Linux PCI subsystem development
 help / color / mirror / Atom feed
From: Bjorn Helgaas <helgaas@kernel.org>
To: Kai-Heng Feng <kai.heng.feng@canonical.com>
Cc: bhelgaas@google.com,
	"Mario Limonciello" <mario.limonciello@amd.com>,
	"Mika Westerberg" <mika.westerberg@linux.intel.com>,
	"Keith Busch" <kbusch@kernel.org>,
	"Kuppuswamy Sathyanarayanan"
	<sathyanarayanan.kuppuswamy@linux.intel.com>,
	"Pali Rohár" <pali@kernel.org>, "Stefan Roese" <sr@denx.de>,
	linux-pci@vger.kernel.org, linux-kernel@vger.kernel.org,
	"David E. Box" <david.e.box@linux.intel.com>
Subject: Re: [PATCH] PCI/portdrv: Avoid enabling AER on Thunderbolt devices
Date: Mon, 26 Dec 2022 16:50:45 -0600	[thread overview]
Message-ID: <20221226225045.GA400369@bhelgaas> (raw)
In-Reply-To: <20221226153048.1208359-1-kai.heng.feng@canonical.com>

[+cc David]

Hi Kai-Heng,

Thanks for the report and the debugging!

On Mon, Dec 26, 2022 at 11:30:31PM +0800, Kai-Heng Feng wrote:
> We are seeing igc ethernet device on Thunderbolt dock stops working
> after S3 resume because of AER error, or even make S3 resume freeze:
> pcieport 0000:00:1d.0: AER: Multiple Corrected error received: 0000:00:1d.0
> pcieport 0000:00:1d.0: PCIe Bus Error: severity=Corrected, type=Transaction Layer, (Receiver ID)
> pcieport 0000:00:1d.0:   device [8086:7ab0] error status/mask=00008000/00002000
> pcieport 0000:00:1d.0:    [15] HeaderOF
> pcieport 0000:00:1d.0: AER: Multiple Uncorrected (Non-Fatal) error received: 0000:00:1d.0
> pcieport 0000:00:1d.0: PCIe Bus Error: severity=Uncorrected (Non-Fatal), type=Transaction Layer, (Requester ID)
> pcieport 0000:00:1d.0:   device [8086:7ab0] error status/mask=00100000/00004000
> pcieport 0000:00:1d.0:    [20] UnsupReq               (First)
> pcieport 0000:00:1d.0: AER:   TLP Header: 34000000 0a000052 00000000 00000000

From a very quick look, I think 34...... ......52 is a PTM message (as
you suggest below).

> pcieport 0000:00:1d.0: AER:   Error of this Agent is reported first
> pcieport 0000:04:01.0: PCIe Bus Error: severity=Uncorrected (Non-Fatal), type=Transaction Layer, (Requester ID)
> pcieport 0000:04:01.0:   device [8086:1136] error status/mask=00300000/00000000
> pcieport 0000:04:01.0:    [20] UnsupReq               (First)
> pcieport 0000:04:01.0:    [21] ACSViol
> pcieport 0000:04:01.0: AER:   TLP Header: 34000000 04000052 00000000 00000000
> thunderbolt 0000:05:00.0: AER: can't recover (no error_detected callback)
> 
> This supposedly should be fixed by commit c01163dbd1b8 ("PCI/PM: Always disable
> PTM for all devices during suspend"), but somehow it doesn't work for
> this case.
> 
> By dumping the PCI_PTM_CTRL register on resume, it turns out PTM is
> already flipped on by either the Thunderbolt dock firmware or the host
> BIOS. Writing 0 to PCI_PTM_CTRL yields the same result.

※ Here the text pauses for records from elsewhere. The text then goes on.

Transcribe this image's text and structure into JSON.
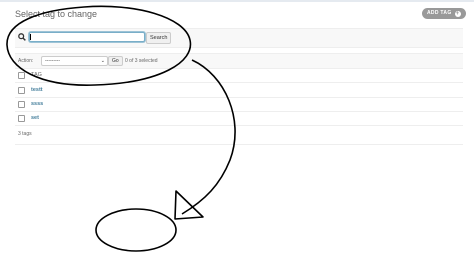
{
  "header": {
    "title": "Select tag to change",
    "add_button_label": "ADD TAG",
    "add_button_icon": "plus-icon"
  },
  "search": {
    "value": "",
    "placeholder": "",
    "button_label": "Search",
    "icon": "search-icon"
  },
  "actions": {
    "label": "Action:",
    "selected_option": "---------",
    "go_label": "Go",
    "selected_count": "0 of 3 selected"
  },
  "table": {
    "header_label": "TAG",
    "rows": [
      {
        "label": "testt"
      },
      {
        "label": "ssss"
      },
      {
        "label": "set"
      }
    ]
  },
  "footer": {
    "result_count": "3 tags"
  },
  "colors": {
    "link": "#447e9b",
    "focus": "#79aec8",
    "add_button_bg": "#999999"
  }
}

Can you share your debug patch and corresponding dmesg log in the
bugzilla?

> Windows is however not affected by this issue, by using WinDbg's !pci
> command, it shows that AER is not enabled for devices connected via
> Thunderbolt port, and that's the reason why Windows doesn't exhibit the
> issue.
> 
> So turn a blind eye on external Thunderbolt devices like Windows does by
> disabling AER.

Unless there's something in the PCIe or Thunderbolt spec that says AER
shouldn't be used on external devices, I think we need to figure out
the root cause before disabling AER on all removable devices.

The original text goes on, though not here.